While the SPDR S&P 500 ETF Trust (SPY) is still the largest in terms of dollar trading, DataTrek co-founder Nicholas Colas said that the surge shows an increase in risk tolerance from retail investors.

"From a market standpoint it tells us that a lot of retail traders are trying to maybe claw back some of the losses from earlier in the year," Colas said in the same interview Wednesday.

"They're down, they want to get back up, and so they see the riskier bets as the most efficient way to try and claw back some of those losses and get back flat on the year and make some money," he said.

Fair-weather trader?  

With many investors having only experienced a bull market, the looming bear market marks a defining moment to distinguish active traders from fair-weather investors.

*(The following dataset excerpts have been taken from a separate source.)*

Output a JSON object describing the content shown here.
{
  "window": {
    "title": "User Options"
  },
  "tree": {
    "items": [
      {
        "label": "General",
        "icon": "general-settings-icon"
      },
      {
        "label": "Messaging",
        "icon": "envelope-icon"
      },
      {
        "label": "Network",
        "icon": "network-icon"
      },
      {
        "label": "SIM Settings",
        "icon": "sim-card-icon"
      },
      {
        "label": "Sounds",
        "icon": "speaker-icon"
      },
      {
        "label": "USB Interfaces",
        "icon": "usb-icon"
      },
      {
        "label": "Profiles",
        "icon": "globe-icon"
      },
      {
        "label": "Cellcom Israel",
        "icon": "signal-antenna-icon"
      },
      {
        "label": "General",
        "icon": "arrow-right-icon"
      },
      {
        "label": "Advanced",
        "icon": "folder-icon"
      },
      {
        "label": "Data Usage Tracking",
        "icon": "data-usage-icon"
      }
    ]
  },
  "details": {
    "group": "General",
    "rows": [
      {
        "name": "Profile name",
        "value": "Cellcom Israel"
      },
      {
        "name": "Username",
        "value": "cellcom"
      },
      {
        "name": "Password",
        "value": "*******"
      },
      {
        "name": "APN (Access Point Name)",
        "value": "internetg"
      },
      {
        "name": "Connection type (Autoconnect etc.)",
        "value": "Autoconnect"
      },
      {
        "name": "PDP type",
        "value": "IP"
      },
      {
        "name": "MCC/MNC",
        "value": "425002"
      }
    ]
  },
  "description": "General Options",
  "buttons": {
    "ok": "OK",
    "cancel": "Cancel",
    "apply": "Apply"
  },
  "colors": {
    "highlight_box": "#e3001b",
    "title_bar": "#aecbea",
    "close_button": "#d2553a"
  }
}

For those still in the game, there's still money to be made.

"Short sales alone we are seeing up 400% on our platform this quarter," Webull's Denier said. "That's an active trader utilizing this volatility."    

Follow the fund flows

Following a month of peak outflows in April, May brought an inflow in equities and bonds, signaling that investors might be pulling back.

"The money seems to be going directly into consumption," Colas said. "It's not going into bank accounts; it's not going into money market funds. It's being used primarily for consumption in an inflationary economy."

Despite being a stable performer for investors this year, the energy sector saw modest outflows for the month of May.